The surest way to end up with something that fits is to keep trying it on.
If you have already made it and it’s too big, try taking it in. Put the garment on inside out and pin the side seams. If there are darts, you might need to take those in too.
If it is too small, unfortunately that is harder to fix. You might be able to let the seams out and darts if there is enough fabric. If it is still to tight, you might have to consider upcycling it into something else.
The thing I made is shapeless. How do I fix it?
If it is shapeless, it is probably because it doesn’t fit very well. The way to fix this is to try it on inside out and pin the seams so that it is a closer fit. If the seams are fine but it is baggy in other places, try adding some darts. You can read about darts here in this post, A Guide to Pattern Pieces.

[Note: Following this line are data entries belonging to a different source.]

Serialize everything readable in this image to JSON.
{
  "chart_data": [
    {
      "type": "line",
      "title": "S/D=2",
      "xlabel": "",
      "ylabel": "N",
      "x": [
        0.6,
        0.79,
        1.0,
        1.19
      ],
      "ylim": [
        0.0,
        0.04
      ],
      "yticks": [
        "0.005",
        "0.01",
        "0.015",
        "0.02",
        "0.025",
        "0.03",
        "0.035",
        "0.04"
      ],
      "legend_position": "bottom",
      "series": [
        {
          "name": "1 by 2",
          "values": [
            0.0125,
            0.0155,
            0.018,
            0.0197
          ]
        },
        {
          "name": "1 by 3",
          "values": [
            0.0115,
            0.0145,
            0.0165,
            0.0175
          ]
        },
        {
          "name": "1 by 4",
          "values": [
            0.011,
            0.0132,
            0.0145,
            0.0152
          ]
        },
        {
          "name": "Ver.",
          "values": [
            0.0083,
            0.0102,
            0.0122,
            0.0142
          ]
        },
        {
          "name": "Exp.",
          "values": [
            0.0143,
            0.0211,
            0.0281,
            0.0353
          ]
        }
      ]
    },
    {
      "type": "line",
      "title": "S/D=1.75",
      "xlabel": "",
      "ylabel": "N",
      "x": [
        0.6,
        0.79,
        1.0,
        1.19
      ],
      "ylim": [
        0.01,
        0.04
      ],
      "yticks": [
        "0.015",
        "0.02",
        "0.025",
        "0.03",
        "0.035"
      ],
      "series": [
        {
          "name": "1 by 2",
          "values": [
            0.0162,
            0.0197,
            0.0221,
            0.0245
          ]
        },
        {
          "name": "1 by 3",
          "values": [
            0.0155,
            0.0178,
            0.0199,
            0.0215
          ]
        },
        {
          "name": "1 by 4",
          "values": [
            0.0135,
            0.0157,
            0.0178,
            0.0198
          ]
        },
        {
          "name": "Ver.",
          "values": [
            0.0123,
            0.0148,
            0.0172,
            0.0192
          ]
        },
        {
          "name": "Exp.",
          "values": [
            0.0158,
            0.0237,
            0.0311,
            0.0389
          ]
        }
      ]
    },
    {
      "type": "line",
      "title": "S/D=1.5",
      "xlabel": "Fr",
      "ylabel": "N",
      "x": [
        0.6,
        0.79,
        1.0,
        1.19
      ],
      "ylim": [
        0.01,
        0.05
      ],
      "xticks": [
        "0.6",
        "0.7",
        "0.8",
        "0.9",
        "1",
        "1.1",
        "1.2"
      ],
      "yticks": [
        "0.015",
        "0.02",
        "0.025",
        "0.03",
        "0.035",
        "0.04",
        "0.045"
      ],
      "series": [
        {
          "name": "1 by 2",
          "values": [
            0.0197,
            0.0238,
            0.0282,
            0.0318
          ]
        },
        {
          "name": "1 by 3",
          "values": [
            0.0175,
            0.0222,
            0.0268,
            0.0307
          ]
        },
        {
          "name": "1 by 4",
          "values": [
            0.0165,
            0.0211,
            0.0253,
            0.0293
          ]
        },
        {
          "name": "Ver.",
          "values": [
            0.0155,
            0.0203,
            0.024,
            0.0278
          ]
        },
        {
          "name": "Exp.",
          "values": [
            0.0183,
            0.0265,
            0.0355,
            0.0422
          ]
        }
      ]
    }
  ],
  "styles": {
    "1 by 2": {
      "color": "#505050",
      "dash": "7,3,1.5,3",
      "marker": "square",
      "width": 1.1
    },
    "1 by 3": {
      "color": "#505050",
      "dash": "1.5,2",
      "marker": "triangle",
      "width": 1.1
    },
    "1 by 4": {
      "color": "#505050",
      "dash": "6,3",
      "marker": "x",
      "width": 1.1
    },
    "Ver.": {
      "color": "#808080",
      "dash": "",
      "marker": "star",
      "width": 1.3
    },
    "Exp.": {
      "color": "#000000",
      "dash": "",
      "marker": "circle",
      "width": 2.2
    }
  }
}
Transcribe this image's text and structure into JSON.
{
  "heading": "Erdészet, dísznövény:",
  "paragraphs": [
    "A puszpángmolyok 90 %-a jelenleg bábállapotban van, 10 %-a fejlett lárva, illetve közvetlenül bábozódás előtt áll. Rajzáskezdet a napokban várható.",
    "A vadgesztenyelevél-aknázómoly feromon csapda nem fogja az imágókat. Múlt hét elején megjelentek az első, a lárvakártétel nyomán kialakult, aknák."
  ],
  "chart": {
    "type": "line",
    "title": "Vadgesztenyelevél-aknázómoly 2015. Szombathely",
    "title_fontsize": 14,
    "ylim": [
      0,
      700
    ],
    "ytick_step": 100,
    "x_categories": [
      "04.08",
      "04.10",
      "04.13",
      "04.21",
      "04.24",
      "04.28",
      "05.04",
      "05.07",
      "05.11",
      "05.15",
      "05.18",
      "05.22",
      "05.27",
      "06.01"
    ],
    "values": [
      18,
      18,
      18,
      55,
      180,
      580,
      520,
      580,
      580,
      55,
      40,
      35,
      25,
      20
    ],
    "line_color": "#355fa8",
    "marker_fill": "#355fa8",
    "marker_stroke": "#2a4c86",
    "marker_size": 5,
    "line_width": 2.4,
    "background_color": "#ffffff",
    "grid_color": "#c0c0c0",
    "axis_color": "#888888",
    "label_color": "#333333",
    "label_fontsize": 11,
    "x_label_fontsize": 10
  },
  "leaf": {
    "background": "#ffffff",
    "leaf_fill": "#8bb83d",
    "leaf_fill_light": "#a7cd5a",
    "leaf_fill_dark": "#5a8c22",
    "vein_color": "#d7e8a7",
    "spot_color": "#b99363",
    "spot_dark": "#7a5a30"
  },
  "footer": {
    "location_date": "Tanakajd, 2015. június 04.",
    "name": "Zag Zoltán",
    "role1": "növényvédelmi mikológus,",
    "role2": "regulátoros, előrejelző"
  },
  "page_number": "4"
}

If none of that works, you might have to get inventive! A belt? Or maybe you’ll just have to cut your losses and turn it into something else.
You can read about how I turned a shapeless disaster of a dress into a wearable skirt here.
Here’s a bonus one!
Why does the thing I made not hang right?
In order for clothes to hang right, the grain needs to be straight on the up and down lines of the pieces. So is you are cutting out a sleeve, the line running from shoulder to wrist should run parallel with the selvedge (the woven edges on each side of the fabric). With a top or a bodice, the grain should run parallel with the centre line. Skirts are the same, the grain needs to run up and down the centre. If you are cutting out a skirt piece on the fold, the folded edge will usually be on the grain.
And here’s another bonus one!
I want to make my own stuff without using a pattern. Where do I start?
The first thing you will need to do is take your measurements and record them somewhere.
Starting with something simple is a good place to begin, like a circle skirt or a simple top.
Identify clothes in your wardrobe and on the internet that you like. Draw a sketch and try to come up with a plan for how you will make it. Keep it simple and if you are worried, try practising with some cheaper or old fabric first.